Angesichts knapper Ressourcen in der Notfallversorgung fordert der Präsident des Berufsverbands der Kinder- und Jugendärzte, Thomas Fischbach, in bestimmten Fällen eine Eigenbeteiligung für Eltern. „Die Notfallversorgung muss auf Notfälle konzentriert werden und nicht für die Pickel am Po der Kinder, für die die Eltern unter der Woche keine Zeit haben und mit denen man dann am Wochenende beim Notdienst aufschlägt“, sagte Fischbach der „Neuen Osnabrücker Zeitung“. Für solche Fälle halte er eine Eigenbeteiligung der Versicherten für absolut sinnvoll.
„Seit mehreren Jahren stellen wir eine übermäßige Nutzung der Notdienste fest, auch wenn es sich nicht um Notfälle handelt“, sagt der Sprecher des Berufsverbands der Kinder- und Jugendärzte in Bremen, Marco Heuerding. „Allerdings glaube ich nicht, dass dieses Problem durch eine Gebühr gelöst werden kann.“ Dennoch sei es dringend notwendig gegenzusteuern. Eltern fehle zum einen häufig das grundlegende Verständnis, Beschwerden einzuordnen und einzuschätzen, wann dies ein Fall für die Kinderarztpraxis oder den Notdienst sei und wann nicht.

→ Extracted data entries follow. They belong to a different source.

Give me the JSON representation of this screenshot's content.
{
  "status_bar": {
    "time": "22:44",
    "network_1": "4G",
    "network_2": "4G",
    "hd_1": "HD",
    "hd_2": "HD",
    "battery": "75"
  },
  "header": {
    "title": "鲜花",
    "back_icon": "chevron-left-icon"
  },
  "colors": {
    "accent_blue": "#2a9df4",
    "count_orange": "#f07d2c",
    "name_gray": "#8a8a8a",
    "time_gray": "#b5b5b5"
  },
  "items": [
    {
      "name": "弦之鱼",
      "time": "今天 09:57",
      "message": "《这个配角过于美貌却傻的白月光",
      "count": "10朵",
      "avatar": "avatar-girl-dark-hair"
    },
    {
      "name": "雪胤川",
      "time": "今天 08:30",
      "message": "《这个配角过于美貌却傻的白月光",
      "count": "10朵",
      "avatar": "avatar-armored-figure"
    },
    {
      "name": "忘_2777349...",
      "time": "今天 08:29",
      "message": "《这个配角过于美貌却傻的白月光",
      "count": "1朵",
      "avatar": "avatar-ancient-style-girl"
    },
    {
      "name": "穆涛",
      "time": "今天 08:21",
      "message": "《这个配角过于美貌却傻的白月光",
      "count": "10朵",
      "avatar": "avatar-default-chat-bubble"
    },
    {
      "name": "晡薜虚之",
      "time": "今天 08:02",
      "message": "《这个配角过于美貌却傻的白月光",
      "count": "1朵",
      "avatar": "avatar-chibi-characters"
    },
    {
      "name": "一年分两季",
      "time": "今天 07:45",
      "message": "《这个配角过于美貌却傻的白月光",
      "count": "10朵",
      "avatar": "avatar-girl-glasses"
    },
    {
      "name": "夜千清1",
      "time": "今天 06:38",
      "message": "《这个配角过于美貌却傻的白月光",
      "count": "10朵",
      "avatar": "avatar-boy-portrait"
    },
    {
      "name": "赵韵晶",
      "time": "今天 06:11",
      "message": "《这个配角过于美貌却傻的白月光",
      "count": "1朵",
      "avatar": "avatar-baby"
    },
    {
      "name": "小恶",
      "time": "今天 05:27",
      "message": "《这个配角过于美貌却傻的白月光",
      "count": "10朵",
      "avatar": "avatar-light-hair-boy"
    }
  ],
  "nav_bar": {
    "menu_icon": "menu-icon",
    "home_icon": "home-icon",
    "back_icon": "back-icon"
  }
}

„Bei aller nachvollziehbaren Sorge um das eigene Kind darf aber auch von Eltern eine gewisse Mitverantwortung erwartet werden, ob ein Kind wirklich ärztlich vorgestellt werden müsse“, betont Heuerding. Die Folge seien nicht nur lange Wartezeiten und überlaufene Sprechstunden. „Aus der Flut der unsinnigen Vorstellungen die Kinder mit echten Problemen herauszufiltern, wird immer schwieriger. Wir möchten auf keinen Fall ein Kind mit einer schwerwiegenden Infektion übersehen.“ Zurzeit müsse jedes Kind, das im Notdienst vorgestellt werde, auch ärztlich angesehen werden, auch wenn es sich offensichtlich um Bagatellen handele. „Ein Ansatz, um gegenzusteuern, ist gezielte Aufklärung, um die Kompetenzen der Eltern zu stärken“, betont Heuerding. Eine Art Gesundheitserziehung für Mütter und Väter.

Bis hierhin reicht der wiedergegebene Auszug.